1/10
Even collectors of bad movies have been ripped off with this one
27 September 2002
"Thirteen Ghosts" was no more made in the earnest hope or expectation that people would enjoy it than a ten-by-ten centimetre postage stamp is minted with the expectation that people will use it to mail letters. No; this movie, like the stamp, was made expressly for curio collectors of one kind or another. As such it isn't even a real curio.

It wouldn't be so bad to watch a set of poorly-drawn "characters" move without purpose through such an idiotic, jury-rigged plot, if the film weren't so deeply, minute-for-minute unpleasant. To start with it's loud. Not just loud because there are events taking place which as it so happens produce a lot of noise, but loud because the sound engineers wanted to assault our eardrums; WHATEVER happens on the screen, they do what they can to ensure that it fills the dynamic spectrum entirely, producing an ear-splitting din that's only just this side of physical pain. There's gore everywhere, when there's no need (insofar as the story makes sense) for ANY gore. The people are needlessly nasty to one another and the footage is not so much edited as shredded. You don't seriously mean to say that there are people who LIKE watching this kind of stuff? If there are, there shouldn't be.

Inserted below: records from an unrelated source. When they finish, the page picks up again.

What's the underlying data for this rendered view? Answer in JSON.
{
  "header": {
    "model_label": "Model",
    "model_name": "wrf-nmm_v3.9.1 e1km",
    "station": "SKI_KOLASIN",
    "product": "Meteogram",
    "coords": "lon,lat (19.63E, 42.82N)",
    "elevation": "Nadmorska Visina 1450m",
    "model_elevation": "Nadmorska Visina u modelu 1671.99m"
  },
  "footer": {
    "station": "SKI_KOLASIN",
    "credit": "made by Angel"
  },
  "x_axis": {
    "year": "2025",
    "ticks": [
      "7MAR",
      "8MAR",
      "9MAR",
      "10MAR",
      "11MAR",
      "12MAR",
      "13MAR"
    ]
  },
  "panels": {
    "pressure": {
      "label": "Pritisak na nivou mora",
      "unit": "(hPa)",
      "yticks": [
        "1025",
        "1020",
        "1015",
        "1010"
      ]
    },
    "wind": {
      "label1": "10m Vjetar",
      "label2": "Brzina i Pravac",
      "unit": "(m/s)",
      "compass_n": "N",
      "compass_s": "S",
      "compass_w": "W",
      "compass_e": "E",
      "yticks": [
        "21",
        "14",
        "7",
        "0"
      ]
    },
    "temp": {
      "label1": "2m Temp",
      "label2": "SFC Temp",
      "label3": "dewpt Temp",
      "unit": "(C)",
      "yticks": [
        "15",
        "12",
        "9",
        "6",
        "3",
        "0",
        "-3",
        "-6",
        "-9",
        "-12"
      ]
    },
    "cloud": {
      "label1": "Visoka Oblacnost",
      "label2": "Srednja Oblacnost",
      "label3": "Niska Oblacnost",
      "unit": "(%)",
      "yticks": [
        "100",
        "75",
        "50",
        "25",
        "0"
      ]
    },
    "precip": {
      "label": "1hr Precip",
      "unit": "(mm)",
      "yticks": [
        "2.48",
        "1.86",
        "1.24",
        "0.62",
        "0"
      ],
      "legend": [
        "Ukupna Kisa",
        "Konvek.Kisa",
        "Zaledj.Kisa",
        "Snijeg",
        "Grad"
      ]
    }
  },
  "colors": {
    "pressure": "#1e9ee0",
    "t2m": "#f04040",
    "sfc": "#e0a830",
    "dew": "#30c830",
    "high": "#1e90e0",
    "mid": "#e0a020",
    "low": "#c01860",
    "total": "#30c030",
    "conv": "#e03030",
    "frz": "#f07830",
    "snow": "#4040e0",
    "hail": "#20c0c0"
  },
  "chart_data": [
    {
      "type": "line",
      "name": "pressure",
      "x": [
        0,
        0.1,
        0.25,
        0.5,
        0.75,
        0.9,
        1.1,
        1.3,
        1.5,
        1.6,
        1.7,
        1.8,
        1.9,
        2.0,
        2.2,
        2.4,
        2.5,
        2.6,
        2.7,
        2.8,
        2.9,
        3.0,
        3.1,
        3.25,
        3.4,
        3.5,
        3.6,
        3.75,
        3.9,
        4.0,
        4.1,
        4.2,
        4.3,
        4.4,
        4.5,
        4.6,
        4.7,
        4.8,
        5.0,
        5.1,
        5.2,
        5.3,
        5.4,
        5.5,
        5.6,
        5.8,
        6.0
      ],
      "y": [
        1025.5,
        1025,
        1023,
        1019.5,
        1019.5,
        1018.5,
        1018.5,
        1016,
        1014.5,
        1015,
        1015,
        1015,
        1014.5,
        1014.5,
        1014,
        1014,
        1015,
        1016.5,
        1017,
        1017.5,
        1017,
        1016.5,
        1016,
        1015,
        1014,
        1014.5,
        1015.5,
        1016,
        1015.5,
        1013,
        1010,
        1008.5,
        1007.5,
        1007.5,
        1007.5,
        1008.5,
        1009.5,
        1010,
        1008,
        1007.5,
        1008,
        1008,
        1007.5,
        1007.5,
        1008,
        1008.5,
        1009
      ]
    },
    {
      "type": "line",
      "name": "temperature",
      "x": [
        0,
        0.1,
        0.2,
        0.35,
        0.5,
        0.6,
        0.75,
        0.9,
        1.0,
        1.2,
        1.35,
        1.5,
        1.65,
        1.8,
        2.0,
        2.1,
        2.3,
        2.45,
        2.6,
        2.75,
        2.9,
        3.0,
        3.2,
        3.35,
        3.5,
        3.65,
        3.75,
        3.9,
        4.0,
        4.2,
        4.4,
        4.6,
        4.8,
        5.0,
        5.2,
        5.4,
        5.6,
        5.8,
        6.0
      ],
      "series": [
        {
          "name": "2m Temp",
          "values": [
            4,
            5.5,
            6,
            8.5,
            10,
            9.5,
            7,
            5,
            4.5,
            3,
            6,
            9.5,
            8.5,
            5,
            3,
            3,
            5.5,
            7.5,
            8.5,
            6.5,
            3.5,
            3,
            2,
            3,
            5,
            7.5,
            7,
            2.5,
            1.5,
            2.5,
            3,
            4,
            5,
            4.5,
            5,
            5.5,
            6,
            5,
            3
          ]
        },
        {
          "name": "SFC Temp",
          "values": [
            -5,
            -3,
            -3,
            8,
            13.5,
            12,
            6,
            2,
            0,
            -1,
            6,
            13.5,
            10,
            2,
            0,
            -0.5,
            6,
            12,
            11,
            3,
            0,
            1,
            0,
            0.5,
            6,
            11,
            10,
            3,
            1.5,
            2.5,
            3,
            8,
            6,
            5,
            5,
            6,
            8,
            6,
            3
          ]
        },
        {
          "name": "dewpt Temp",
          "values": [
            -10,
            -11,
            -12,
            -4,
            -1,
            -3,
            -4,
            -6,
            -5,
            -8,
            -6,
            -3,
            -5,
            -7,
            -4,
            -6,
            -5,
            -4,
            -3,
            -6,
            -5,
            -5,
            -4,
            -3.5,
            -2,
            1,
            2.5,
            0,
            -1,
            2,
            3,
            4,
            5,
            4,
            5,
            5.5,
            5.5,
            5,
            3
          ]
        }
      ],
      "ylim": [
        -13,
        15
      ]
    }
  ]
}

Some people praise the set design, but you won't catch me doing so. It might have sounded like a neat idea to have every single wall and floor and ceiling made of sturdy clear glass, with Latin phrases written on every surface in white letters, and it may even have looked impressive to the cast and crew as they walked around the set, but to us, it's just shopping-mall chaos that hurts the eyes and conveys nothing. And what's the POINT, visually speaking, of having the house reconfigure itself, if it ends up looking precisely the same after as before?